Ok, let’s chat about Wavefront’s UI and getting value from our data! This is the most user-friendly product that I’ve used for time series data! Let’s explore a quick example using disk space to showcase some of that functionality.
Telegraf only sends raw values for:
- Total Space
- Free Space
- Used Space
This is seen below where I have intentionally limited the results to a single host and single disk object. We have ~55 GB Total and ~30 GB Free.
What if I want to know the percentage of used space?
It’s actually amazingly intelligent in allowing you to do math based operations on objects dynamically. I’m even going to do it a bit backwards, intentionally, to showcase this. Ideally, the mathematical formula to figure the percentage of used space out would be:
100 * (disk.used / disk.total)
to find the inverse (percent available) we can simply subtract that value from 100(%):
100 – ( 100 * (disk.used / disk.total))
Let’s see if that actually works:
Wow, just like that we can take two metrics, multiply, divide and subtract to show the percent of disk used. Wavefront automatically handles the correlation of the devices and properly applies the math.
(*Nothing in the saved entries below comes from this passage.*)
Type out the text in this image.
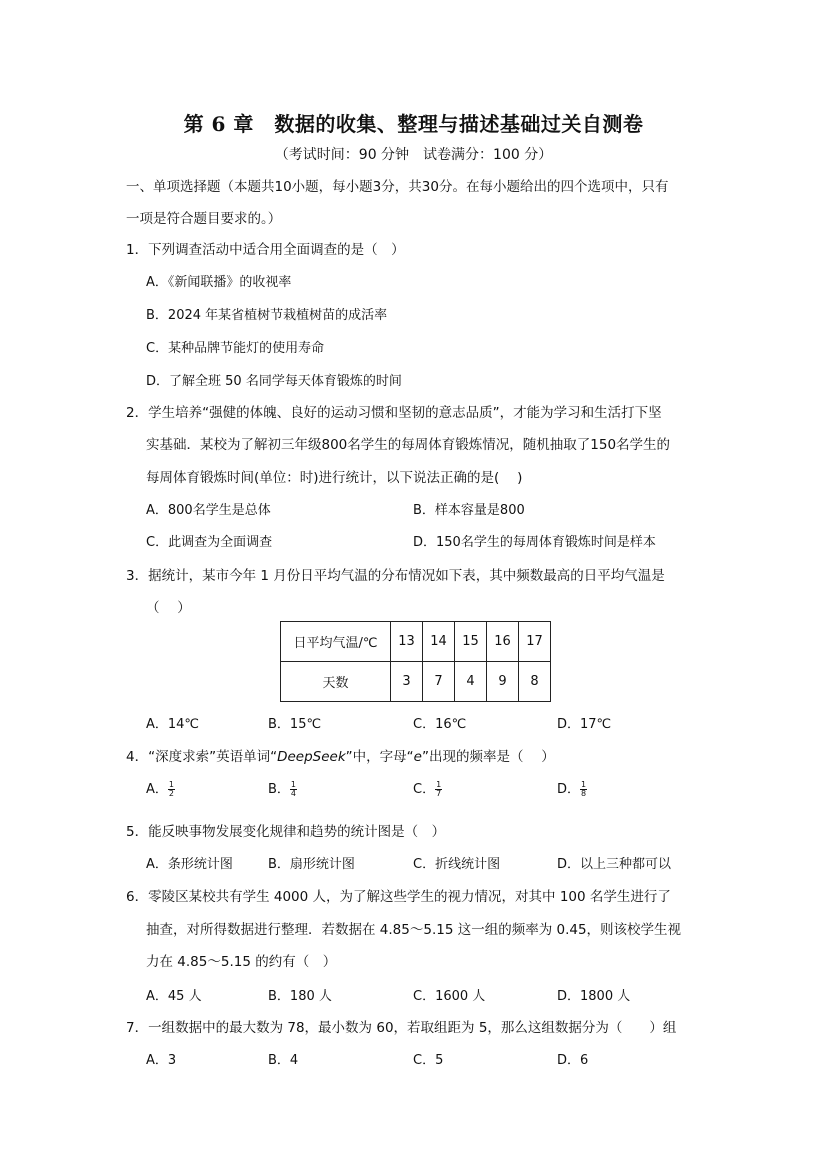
第 6 章　数据的收集、整理与描述基础过关自测卷
（考试时间：90 分钟　试卷满分：100 分）
一、单项选择题（本题共10小题，每小题3分，共30分。在每小题给出的四个选项中，只有
一项是符合题目要求的。）
1．下列调查活动中适合用全面调查的是（　）
A．《新闻联播》的收视率
B．2024 年某省植树节栽植树苗的成活率
C．某种品牌节能灯的使用寿命
D．了解全班 50 名同学每天体育锻炼的时间
2．学生培养“强健的体魄、良好的运动习惯和坚韧的意志品质”，才能为学习和生活打下坚
实基础．某校为了解初三年级800名学生的每周体育锻炼情况，随机抽取了150名学生的
每周体育锻炼时间(单位：时)进行统计，以下说法正确的是(　 )
A．800名学生是总体	B．样本容量是800
C．此调查为全面调查	D．150名学生的每周体育锻炼时间是样本
3．据统计，某市今年 1 月份日平均气温的分布情况如下表，其中频数最高的日平均气温是
（　 ）
日平均气温/℃	13	14	15	16	17
天数	3	7	4	9	8
A．14℃	B．15℃	C．16℃	D．17℃
4．“深度求索”英语单词“DeepSeek”中，字母“e”出现的频率是（　 ）
A． $\frac{1}{2}$	B． $\frac{1}{4}$	C． $\frac{1}{7}$	D． $\frac{1}{8}$
5．能反映事物发展变化规律和趋势的统计图是（　）
A．条形统计图	B．扇形统计图	C．折线统计图	D．以上三种都可以
6．零陵区某校共有学生 4000 人，为了解这些学生的视力情况，对其中 100 名学生进行了
抽查，对所得数据进行整理．若数据在 4.85～5.15 这一组的频率为 0.45，则该校学生视
力在 4.85～5.15 的约有（　）
A．45 人	B．180 人	C．1600 人	D．1800 人
7．一组数据中的最大数为 78，最小数为 60，若取组距为 5，那么这组数据分为（　　）组
A．3	B．4	C．5	D．6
Ok, that’s nice, but how can I tell if I’m rapidly running out of disk space WITHOUT setting a static threshold.
First, we’re going to clone our original query using the little copy icon to the right of the query. Then, select the Query Wizard.
The Query Wizard makes people like me look smart. I can select the general category that I want…
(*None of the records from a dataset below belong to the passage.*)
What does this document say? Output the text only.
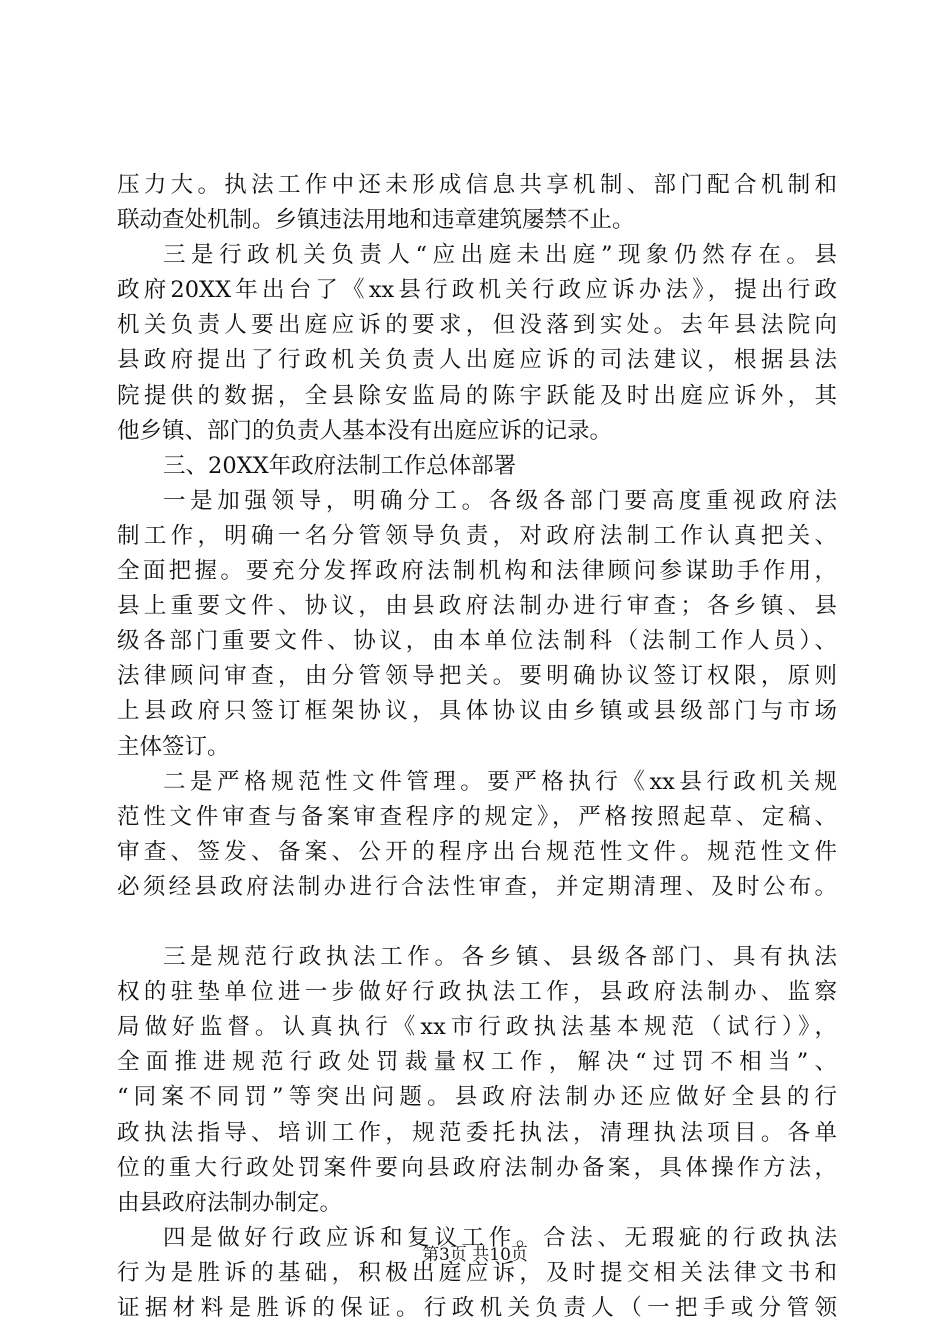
压力大。执法工作中还未形成信息共享机制、部门配合机制和
联动查处机制。乡镇违法用地和违章建筑屡禁不止。
三是行政机关负责人“应出庭未出庭”现象仍然存在。县
政府20XX年出台了《xx县行政机关行政应诉办法》，提出行政
机关负责人要出庭应诉的要求，但没落到实处。去年县法院向
县政府提出了行政机关负责人出庭应诉的司法建议，根据县法
院提供的数据，全县除安监局的陈宇跃能及时出庭应诉外，其
他乡镇、部门的负责人基本没有出庭应诉的记录。
三、20XX年政府法制工作总体部署
一是加强领导，明确分工。各级各部门要高度重视政府法
制工作，明确一名分管领导负责，对政府法制工作认真把关、
全面把握。要充分发挥政府法制机构和法律顾问参谋助手作用，
县上重要文件、协议，由县政府法制办进行审查；各乡镇、县
级各部门重要文件、协议，由本单位法制科（法制工作人员）、
法律顾问审查，由分管领导把关。要明确协议签订权限，原则
上县政府只签订框架协议，具体协议由乡镇或县级部门与市场
主体签订。
二是严格规范性文件管理。要严格执行《xx县行政机关规
范性文件审查与备案审查程序的规定》，严格按照起草、定稿、
审查、签发、备案、公开的程序出台规范性文件。规范性文件
必须经县政府法制办进行合法性审查，并定期清理、及时公布。
三是规范行政执法工作。各乡镇、县级各部门、具有执法
权的驻垫单位进一步做好行政执法工作，县政府法制办、监察
局做好监督。认真执行《xx市行政执法基本规范（试行）》，
全面推进规范行政处罚裁量权工作，解决“过罚不相当”、
“同案不同罚”等突出问题。县政府法制办还应做好全县的行
政执法指导、培训工作，规范委托执法，清理执法项目。各单
位的重大行政处罚案件要向县政府法制办备案，具体操作方法，
由县政府法制办制定。
四是做好行政应诉和复议工作。合法、无瑕疵的行政执法
行为是胜诉的基础，积极出庭应诉，及时提交相关法律文书和
证据材料是胜诉的保证。行政机关负责人（一把手或分管领
第3页 共10页
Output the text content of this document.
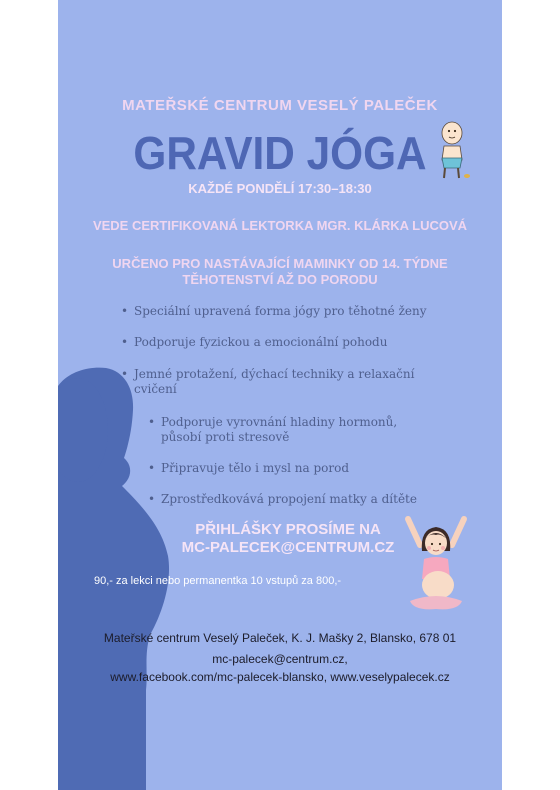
MATEŘSKÉ CENTRUM VESELÝ PALEČEK
GRAVID JÓGA
KAŽDÉ PONDĚLÍ 17:30–18:30
VEDE CERTIFIKOVANÁ LEKTORKA MGR. KLÁRKA LUCOVÁ
URČENO PRO NASTÁVAJÍCÍ MAMINKY OD 14. TÝDNE
TĚHOTENSTVÍ AŽ DO PORODU
• Speciální upravená forma jógy pro těhotné ženy
• Podporuje fyzickou a emocionální pohodu
• Jemné protažení, dýchací techniky a relaxační
cvičení
• Podporuje vyrovnání hladiny hormonů,
působí proti stresově
• Připravuje tělo i mysl na porod
• Zprostředkovává propojení matky a dítěte
PŘIHLÁŠKY PROSÍME NA
MC-PALECEK@CENTRUM.CZ
90,- za lekci nebo permanentka 10 vstupů za 800,-
Mateřské centrum Veselý Paleček, K. J. Mašky 2, Blansko, 678 01
mc-palecek@centrum.cz,
www.facebook.com/mc-palecek-blansko, www.veselypalecek.cz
and then I can select the method to use in that category. The wizard automatically applies the requested query syntax and previews the results for you to easily verify it is behaving as desired.
That’s great, now let’s create an alert on this standard deviation. In this case I can see that my disk space deviation on an hourly basis is generally under 1. For this example, I’m going to configure our alarm to trigger when the SD is greater than 2.
First, for reference sake, this is what our values look like:
Now, remember that an alert will be triggered whenever your query returns a non-zero value. This means that we need to modify our query slightly to include a threshold of sorts so that only breaches above our threshold (2) trigger an alarm (value above zero). You can see how the below spikes in our alert definition correlate to the above raw data.
There you have it, both the basics, a bit of advanced data manipulation as well as some alerting based on statistical analysis!